Neuromodulatory treatments can also help. Transcutaneous supraorbital nerve stimulation, using a device applied to the forehead, can reduce the frequency of migraines (2). Transcranial magnetic stimulation, using a device applied to the back of the skull, is indicated for the acute and prophylactic treatment of migraine headache in adolescents (≥ 12) and adults.
Prevention references
1. Jain S, Silberstein SD. Invited commentary on preventive anti-migraine therapy (PAMT). Curr Treat Options Neurol. 21(4):14, 2019. doi:10.1007/s11940-019-0555-4.
2. Schoenen J, Vandersmissen B, Jeangette S, et al. Migraine prevention with a supraorbital transcutaneous stimulator: A randomized controlled trial. Neurol. 80(8):697–704, 2013. doi: https://doi.org/10.1212/WNL.0b013e3182825055
Key Points
Migraine is a common primary headache disorder.
Symptoms can include throbbing unilateral or bilateral pain, nausea, sensitivity to sensory stimuli (eg, light, sounds, smells), nonspecific prodromal symptoms, and temporary neurologic symptoms that precede headache (auras).

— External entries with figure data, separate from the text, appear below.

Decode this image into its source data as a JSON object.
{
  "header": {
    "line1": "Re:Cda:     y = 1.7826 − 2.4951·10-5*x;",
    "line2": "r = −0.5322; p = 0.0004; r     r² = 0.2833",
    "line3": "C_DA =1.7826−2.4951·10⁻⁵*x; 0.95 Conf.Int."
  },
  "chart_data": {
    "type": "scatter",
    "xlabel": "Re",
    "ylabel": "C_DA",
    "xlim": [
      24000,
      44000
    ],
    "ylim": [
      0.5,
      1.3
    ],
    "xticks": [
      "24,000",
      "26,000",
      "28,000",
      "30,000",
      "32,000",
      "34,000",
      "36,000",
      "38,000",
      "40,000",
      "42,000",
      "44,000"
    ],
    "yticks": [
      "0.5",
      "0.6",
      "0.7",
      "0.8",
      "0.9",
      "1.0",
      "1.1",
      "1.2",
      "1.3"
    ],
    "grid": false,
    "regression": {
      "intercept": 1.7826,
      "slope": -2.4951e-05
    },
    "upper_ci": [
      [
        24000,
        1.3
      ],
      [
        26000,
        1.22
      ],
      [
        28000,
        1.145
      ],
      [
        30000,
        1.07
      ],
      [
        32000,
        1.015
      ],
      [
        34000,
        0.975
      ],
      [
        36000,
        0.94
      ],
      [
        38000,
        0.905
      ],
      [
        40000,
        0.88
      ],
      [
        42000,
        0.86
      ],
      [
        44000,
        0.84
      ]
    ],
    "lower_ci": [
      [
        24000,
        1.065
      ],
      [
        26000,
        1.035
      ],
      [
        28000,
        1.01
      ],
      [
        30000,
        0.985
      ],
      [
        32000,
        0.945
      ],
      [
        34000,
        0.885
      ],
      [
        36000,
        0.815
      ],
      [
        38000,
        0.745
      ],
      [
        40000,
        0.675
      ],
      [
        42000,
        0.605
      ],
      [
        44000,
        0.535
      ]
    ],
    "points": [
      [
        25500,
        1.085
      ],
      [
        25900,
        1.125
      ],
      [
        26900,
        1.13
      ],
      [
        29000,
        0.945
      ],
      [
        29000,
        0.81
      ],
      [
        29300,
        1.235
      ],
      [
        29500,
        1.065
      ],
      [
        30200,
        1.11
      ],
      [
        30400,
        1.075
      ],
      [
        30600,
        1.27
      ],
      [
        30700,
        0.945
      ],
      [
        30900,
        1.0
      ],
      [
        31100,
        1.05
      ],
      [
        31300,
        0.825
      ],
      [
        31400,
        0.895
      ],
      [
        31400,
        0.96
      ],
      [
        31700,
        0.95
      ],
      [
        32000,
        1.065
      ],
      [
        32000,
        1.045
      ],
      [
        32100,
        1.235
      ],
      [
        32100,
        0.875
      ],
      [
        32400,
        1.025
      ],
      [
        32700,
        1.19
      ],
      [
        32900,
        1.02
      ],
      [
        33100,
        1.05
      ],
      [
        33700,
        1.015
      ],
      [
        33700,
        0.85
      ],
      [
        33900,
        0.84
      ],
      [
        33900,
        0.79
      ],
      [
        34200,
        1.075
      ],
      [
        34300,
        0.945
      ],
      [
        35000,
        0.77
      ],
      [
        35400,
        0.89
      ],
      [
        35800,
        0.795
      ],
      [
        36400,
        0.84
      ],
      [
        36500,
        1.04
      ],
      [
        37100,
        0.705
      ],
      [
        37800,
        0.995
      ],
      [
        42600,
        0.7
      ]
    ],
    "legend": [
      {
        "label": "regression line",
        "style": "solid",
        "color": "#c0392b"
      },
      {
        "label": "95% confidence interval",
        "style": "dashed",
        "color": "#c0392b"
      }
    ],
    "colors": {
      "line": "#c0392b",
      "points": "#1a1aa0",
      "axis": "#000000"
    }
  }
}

Diagnose migraine based on clinical findings; if patients have red flag findings, imaging and other tests are often needed.
Involve patients in their care, including avoiding triggers and using biofeedback, stress management, and psychotherapy as appropriate.
Treat most headaches with analgesics, IV dihydroergotamine, or triptans.
If attacks are frequent and interfere with activities, use preventive therapy (eg, monoclonal antibodies that block calcitonin gene-related peptide [CGRP], amitriptyline, a beta-blocker, a gepant, topiramate, divalproex), onabotulinumtoxinA, or sometimes neuromodulatory treatments.